Desconcertado, el príncipe clavó la vista en Radisovik, preguntándose qué querría dar a entender, e interrogó al catalista con la mirada, pero el Cardinal, tras lanzar una significativa mirada a los hombres que se hallaban cerca de ellos, no agregó nada más. No obstante, su rostro pareció envejecer visiblemente bajo el escrutinio del príncipe, lo cual resultó una respuesta mucho más elocuente que las palabras.
Garald comprendió de repente. La Profecía...
—Muy bien, Radisovik —repuso el príncipe, controlando la entonación, pese a que le parecía como si su corazón se hubiera vuelto de hierro, de tan opresiva como le resultaba aquella nueva carga amedrentadora.
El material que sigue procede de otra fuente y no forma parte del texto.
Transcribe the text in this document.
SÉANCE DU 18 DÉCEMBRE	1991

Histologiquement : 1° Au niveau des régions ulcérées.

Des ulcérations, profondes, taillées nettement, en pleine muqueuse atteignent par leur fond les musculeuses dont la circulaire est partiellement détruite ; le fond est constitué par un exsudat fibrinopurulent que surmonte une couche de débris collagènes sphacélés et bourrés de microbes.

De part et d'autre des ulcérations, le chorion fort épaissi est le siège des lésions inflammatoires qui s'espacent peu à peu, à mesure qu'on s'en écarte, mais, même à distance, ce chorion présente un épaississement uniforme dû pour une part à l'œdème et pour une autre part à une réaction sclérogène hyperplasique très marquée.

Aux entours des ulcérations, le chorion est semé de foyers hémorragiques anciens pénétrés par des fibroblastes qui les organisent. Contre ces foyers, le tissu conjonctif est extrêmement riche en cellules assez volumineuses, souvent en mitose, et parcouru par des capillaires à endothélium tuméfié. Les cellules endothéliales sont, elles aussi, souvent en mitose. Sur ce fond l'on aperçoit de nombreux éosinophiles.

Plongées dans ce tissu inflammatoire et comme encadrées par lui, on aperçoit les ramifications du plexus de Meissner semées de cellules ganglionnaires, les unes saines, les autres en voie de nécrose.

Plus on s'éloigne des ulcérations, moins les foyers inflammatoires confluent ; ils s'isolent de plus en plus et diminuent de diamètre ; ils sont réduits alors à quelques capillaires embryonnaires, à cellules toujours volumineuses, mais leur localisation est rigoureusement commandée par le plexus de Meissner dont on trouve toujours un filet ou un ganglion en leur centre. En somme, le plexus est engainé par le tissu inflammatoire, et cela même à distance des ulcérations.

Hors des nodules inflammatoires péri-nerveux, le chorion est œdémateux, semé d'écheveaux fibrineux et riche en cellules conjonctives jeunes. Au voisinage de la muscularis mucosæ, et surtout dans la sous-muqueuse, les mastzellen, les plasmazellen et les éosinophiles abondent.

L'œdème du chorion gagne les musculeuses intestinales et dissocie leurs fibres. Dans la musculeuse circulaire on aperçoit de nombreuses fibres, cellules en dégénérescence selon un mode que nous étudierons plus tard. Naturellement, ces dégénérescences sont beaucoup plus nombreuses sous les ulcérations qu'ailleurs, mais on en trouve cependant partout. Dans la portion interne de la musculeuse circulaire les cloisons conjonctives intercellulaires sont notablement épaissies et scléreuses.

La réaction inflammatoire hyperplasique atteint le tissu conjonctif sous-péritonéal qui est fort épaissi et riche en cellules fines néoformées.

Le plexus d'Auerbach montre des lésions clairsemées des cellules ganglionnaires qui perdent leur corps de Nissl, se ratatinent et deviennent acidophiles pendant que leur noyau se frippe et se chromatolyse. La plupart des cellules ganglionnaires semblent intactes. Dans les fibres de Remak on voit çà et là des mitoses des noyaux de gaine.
Radisovik hizo abrirse un Corredor, un agujero de tranquila vacuidad en medio de los árboles azotados por la tormenta y de la lluvia torrencial. El príncipe, su Cardinal y dos
Duuk-tsarith
se dispusieron a penetrar en él.
—Enviaré Ariels para informar —anunció Garald, volviéndose hacia sus comandantes, que se habían congregado a su alrededor—. Hechicero, te dejo al mando durante mi ausencia —añadió, y con una severa mirada acalló los murmullos de protesta. Era ésta una decisión de la que se sentía seguro. Ya había sopesado la posibilidad de que esto pudiera ser el resultado de un complot de los Hechiceros para apoderarse del mundo, pero la había descartado. Conocía a aquella gente y confiaba en su lealtad, y, lo que era más importante, sabía perfectamente sus capacidades y sus limitaciones.
Criaturas de hierro...
Garald intentó imaginar mentalmente al herrero haciendo surgir demonios de su llameante forja.